Mic, Line and Instrument Level – What’s the Difference?
When sound hits the diaphragm of a microphone very low voltage signals are produced. On a dynamic microphone these signals are typically around 1.5 millivolts. For a more sensitive microphone the voltage would be more like 70 millivolts.
These signals are weak and can be affected by electrical interference quite easily. If you plug a mic directly into an active speaker for example, you probably won’t get any sound. As this signal is so weak a pre-amp is required to boost the signal to line level. The outputs of the pre-amp can then be connected to the inputs of a mixing desk or audio interface for example.

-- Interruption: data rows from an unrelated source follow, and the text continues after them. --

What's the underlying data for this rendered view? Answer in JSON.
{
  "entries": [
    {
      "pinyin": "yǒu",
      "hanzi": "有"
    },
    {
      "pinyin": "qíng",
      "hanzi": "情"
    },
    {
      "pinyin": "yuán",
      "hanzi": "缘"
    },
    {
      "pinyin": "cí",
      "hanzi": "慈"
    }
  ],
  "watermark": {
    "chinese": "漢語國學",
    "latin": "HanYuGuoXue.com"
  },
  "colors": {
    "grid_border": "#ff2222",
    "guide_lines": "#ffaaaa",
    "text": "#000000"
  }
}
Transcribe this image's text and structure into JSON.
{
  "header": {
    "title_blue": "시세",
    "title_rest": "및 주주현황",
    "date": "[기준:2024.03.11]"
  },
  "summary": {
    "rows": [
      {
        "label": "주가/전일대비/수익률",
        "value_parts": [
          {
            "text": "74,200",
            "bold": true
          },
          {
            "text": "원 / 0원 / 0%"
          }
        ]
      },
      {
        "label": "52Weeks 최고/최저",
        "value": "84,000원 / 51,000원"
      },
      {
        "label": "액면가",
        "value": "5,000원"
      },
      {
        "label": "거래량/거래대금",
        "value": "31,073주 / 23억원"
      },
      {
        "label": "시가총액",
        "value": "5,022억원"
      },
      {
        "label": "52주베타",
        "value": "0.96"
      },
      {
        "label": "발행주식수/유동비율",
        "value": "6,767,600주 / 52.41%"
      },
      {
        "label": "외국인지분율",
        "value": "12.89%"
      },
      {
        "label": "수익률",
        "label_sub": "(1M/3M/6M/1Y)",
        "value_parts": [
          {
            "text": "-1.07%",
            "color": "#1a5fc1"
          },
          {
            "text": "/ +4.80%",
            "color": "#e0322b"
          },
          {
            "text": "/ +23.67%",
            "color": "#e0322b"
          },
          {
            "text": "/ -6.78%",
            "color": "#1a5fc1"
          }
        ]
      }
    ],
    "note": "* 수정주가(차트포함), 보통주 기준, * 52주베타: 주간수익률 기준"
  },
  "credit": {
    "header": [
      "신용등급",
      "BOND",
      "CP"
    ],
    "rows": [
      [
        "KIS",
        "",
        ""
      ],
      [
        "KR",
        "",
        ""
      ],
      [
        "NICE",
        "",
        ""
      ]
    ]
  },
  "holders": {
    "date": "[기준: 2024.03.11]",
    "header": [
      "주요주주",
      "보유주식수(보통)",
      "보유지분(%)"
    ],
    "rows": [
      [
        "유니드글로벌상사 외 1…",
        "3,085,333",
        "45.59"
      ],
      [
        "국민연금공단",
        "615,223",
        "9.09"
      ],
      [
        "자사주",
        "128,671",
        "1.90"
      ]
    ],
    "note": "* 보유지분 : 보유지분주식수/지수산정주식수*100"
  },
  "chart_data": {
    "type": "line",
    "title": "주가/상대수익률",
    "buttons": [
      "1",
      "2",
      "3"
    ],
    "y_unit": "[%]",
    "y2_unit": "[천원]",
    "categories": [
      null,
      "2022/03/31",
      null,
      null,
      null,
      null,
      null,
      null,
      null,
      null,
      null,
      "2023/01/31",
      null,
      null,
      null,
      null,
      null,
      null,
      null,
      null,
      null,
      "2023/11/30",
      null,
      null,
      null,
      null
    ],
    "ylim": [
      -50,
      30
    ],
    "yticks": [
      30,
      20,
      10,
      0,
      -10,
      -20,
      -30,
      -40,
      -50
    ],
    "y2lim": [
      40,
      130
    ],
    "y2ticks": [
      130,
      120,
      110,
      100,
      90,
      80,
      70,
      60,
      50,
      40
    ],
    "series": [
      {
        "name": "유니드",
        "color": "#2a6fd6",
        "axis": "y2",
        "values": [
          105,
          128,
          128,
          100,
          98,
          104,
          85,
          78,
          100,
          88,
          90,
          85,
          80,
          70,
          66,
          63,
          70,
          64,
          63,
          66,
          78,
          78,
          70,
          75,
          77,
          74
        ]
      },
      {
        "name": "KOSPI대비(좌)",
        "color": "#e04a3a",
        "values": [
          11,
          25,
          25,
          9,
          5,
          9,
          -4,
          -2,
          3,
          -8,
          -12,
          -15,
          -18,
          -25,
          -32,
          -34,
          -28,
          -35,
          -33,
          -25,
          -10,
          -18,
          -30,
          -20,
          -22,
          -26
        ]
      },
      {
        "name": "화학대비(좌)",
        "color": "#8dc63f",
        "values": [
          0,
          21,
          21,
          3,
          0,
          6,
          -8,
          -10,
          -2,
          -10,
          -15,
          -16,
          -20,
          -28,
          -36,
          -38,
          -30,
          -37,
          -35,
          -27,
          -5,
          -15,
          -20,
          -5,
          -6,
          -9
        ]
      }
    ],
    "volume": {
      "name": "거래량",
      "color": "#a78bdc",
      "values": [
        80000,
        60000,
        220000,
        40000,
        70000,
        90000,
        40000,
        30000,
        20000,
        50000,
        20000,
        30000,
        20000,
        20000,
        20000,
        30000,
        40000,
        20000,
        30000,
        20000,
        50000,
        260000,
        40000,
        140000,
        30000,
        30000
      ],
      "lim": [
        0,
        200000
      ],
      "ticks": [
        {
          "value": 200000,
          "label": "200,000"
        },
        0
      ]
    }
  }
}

Microphone impedance affects the efficiency of how the signal is transferred to the input of the pre-amp. Mic level is -56 to -40 dbm. High quality microphones have low impedances and are best suited to low impedance inputs. Low impedance means the current is stronger therefore giving a better signal to noise ratio. Consumer microphones are often high impedance (Hi-Z) and should be connected to high impedance inputs. High impedance signals are more prone to interference and noise.
Some modern condenser mics have quite a high output. When using them with a loud sound source such as drums or vocals with phantom power (+48v) enabled, they can be plugged directly into a compressor or mixing desk without the need for a pre-amp.
Line level signals have a much higher voltage output than mic or instrument level, usually somewhere around 750 millivolts. As this signal is stronger it can be carried over a longer distance. 750 millivolts is the industry standard and allows for the interconnection of different devices from different manufacturers.
There are two types of line level:
- consumer line level is at -10dBV
- professional line level is at +4dBu (or dBm)
RCA (phono) connectors are usually -10dBV. XLR connectors are usually +4dBu (Mic Level). TRS quarter inch jack plugs can be either -10dBV or +4dBu
Although keyboards and guitars do not output at the same level they are usally somewhere between mic and line level. To take the signal of an instrument to line level an active DI (Direct Injection or Direct Input) Box is required. To take the signal of an instrument to mic level an active or passive DI Box can be used.
DI (Direct Injection or Direct Input) Box
Active DI Boxes use electrical circuits to convert the signal and require a power source to run which is usually a 9v pp3 battery or power adapter. Some, such as the DBX D12 (pictured below) can run off phantom power, allow the polarity to be reversed to combat phase issues and have a ground or earth lift switch which allows the user to disconnect the ground cable in a microphone or balanced instrument lead to remove humming and buzzing caused by ground loops. Connecting a DI Box is pretty straight forward. Plug your instrument or microphone cable into the input and connect a balanced mic lead from the output to your mixing desk.
Passive DI Boxes use a transformer to convert the signal. They do not require a power source and are usually cheaper than active DI Boxes. Most passive DI Boxes will suffer some loss of high frequencies however this is usually outside of the usual range of operation in all but he cheapest models. A high quality Passive DI Box is a safer bet for live shows as there is no danger of the battery running out during a performance.